A moment later he had a dagger in his hand and was facing off with Effie over the kitchen counter. She was wielding a wooden spoon like a gladiator, her gray pompadour trembling.
“Cor,” she said, relaxing as she recognized him. “I wasn’t expecting you back.”
“Well, I’m not back for long,” said James, putting the dagger away. “As it happens, I’m going to be staying at the Institute for at least a few days. Shadowhunter business.”
“And Mrs. Herondale?” said Effie, looking curious. She was still holding the spoon.
“She’s gone to her mother’s. Until the baby is born.”
“Well, nobody told me,” Effie said crossly. “Nobody tells me anything.”
James had begun to develop a headache. “I’m sure she’d appreciate it if you’d pack some of her things in a trunk for her. Someone will be along to fetch it tomorrow.”
Effie hustled out of the kitchen; James thought she seemed relieved to have a specific task to accomplish, or perhaps she was just happy to get away from her knife-wielding employer. He was really winning over the populace today.

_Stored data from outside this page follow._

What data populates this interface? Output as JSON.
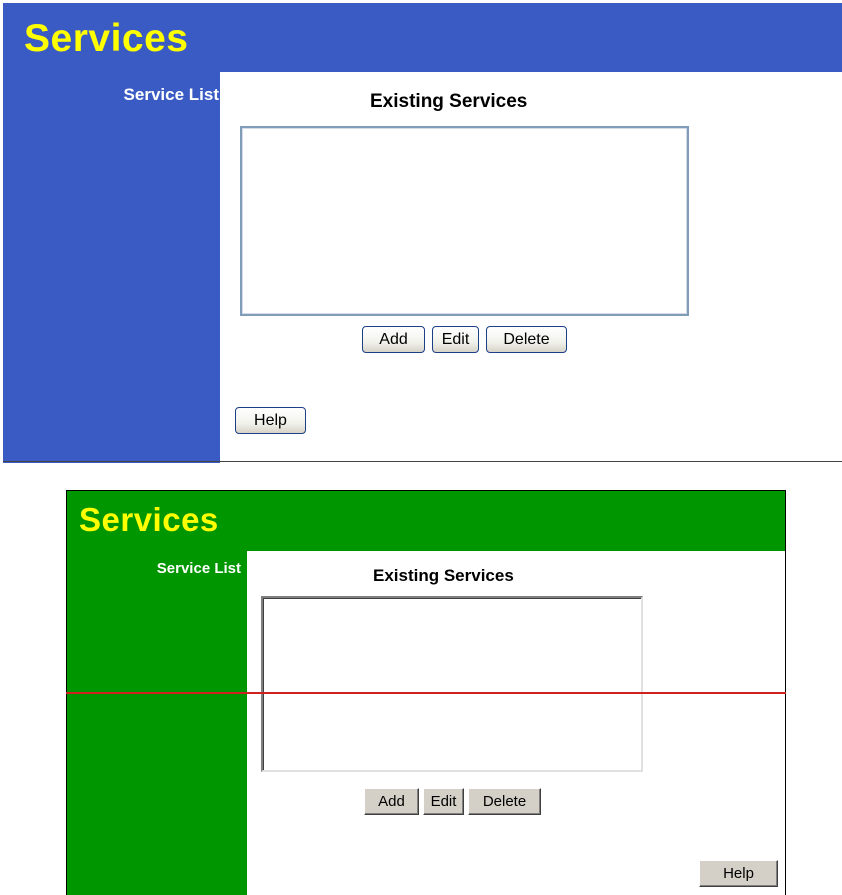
{
  "panel_blue": {
    "title": "Services",
    "sidebar_label": "Service List",
    "heading": "Existing Services",
    "buttons": {
      "add": "Add",
      "edit": "Edit",
      "delete": "Delete",
      "help": "Help"
    },
    "colors": {
      "banner": "#3b5bc4",
      "title": "#ffff00"
    }
  },
  "panel_green": {
    "title": "Services",
    "sidebar_label": "Service List",
    "heading": "Existing Services",
    "buttons": {
      "add": "Add",
      "edit": "Edit",
      "delete": "Delete",
      "help": "Help"
    },
    "colors": {
      "banner": "#009600",
      "title": "#ffff00",
      "divider": "#d02020"
    }
  }
}
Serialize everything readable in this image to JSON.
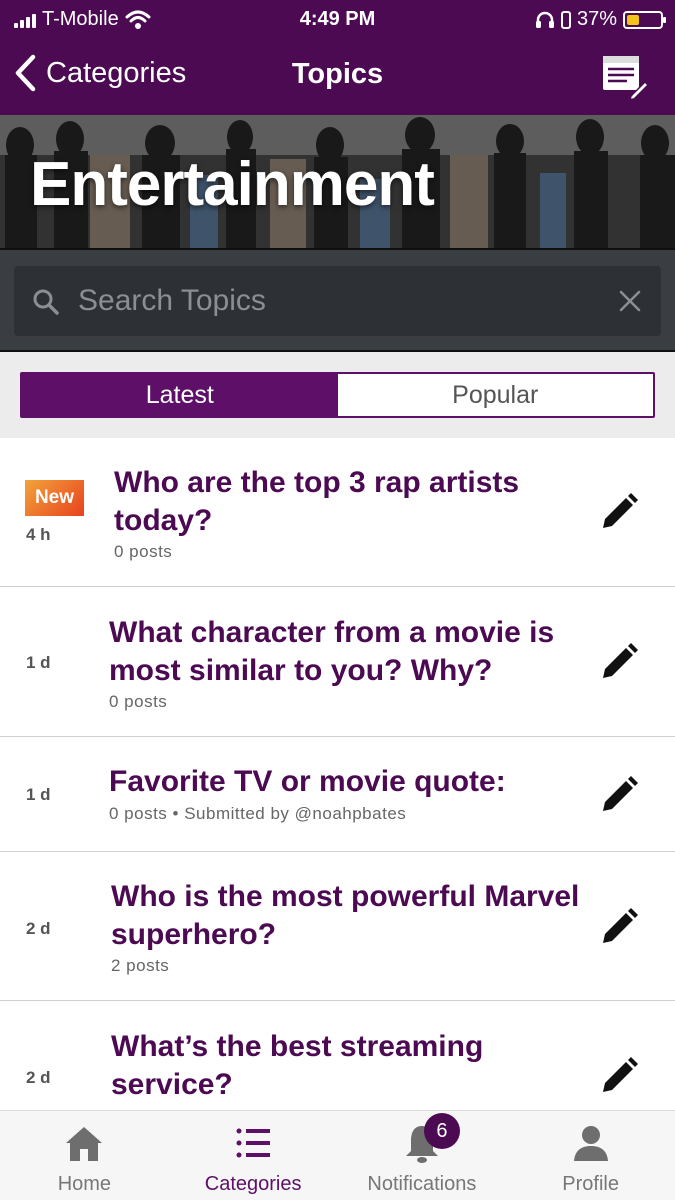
{
  "status": {
    "carrier": "T-Mobile",
    "time": "4:49 PM",
    "battery": "37%",
    "battery_level": 0.37
  },
  "nav": {
    "back_label": "Categories",
    "title": "Topics"
  },
  "banner": {
    "heading": "Entertainment"
  },
  "search": {
    "placeholder": "Search Topics",
    "value": ""
  },
  "tabs": {
    "latest": "Latest",
    "popular": "Popular"
  },
  "topics": [
    {
      "badge": "New",
      "age": "4 h",
      "title": "Who are the top 3 rap artists today?",
      "meta": "0 posts"
    },
    {
      "age": "1 d",
      "title": "What character from a movie is most similar to you? Why?",
      "meta": "0 posts"
    },
    {
      "age": "1 d",
      "title": "Favorite TV or movie quote:",
      "meta": "0 posts • Submitted by @noahpbates"
    },
    {
      "age": "2 d",
      "title": "Who is the most powerful Marvel superhero?",
      "meta": "2 posts"
    },
    {
      "age": "2 d",
      "title": "What’s the best streaming service?",
      "meta": ""
    }
  ],
  "tabbar": {
    "home": "Home",
    "categories": "Categories",
    "notifications": "Notifications",
    "notifications_count": "6",
    "profile": "Profile"
  },
  "colors": {
    "brand": "#4b0a52",
    "accent": "#5e0f68",
    "new_badge": "#ee7a2a"
  }
}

James continued through the house, lighting lamps as he went. It had grown dark outside, and the light glowed against the windowpanes. He knew he ought to pack his own trunk, though he had clothes and weapons at the Institute, things he had left there in his old bedroom. He couldn’t decide if he should bring a few items with sentimental value; he both didn’t want to be without them, and didn’t want to contemplate the idea that he would not be returning soon to Curzon Street, to live here with Cordelia.
Everything here reminded him of her. He had known it before, in the back of his mind, but now it was obvious that every decision he’d made in the decorating of the house had been made in the hope of pleasing Cordelia, imagining what would bring her delight. The chessboard in the study, the Persian miniatures, the carved panel over the fireplace that incorporated the Carstairs crest. How could he not have known this at the time? From the beginning they had only agreed to be married a year; he had believed himself in love with Grace, but in the design of the house he’d supposedly hoped they would share someday, he had given Grace no thought at all.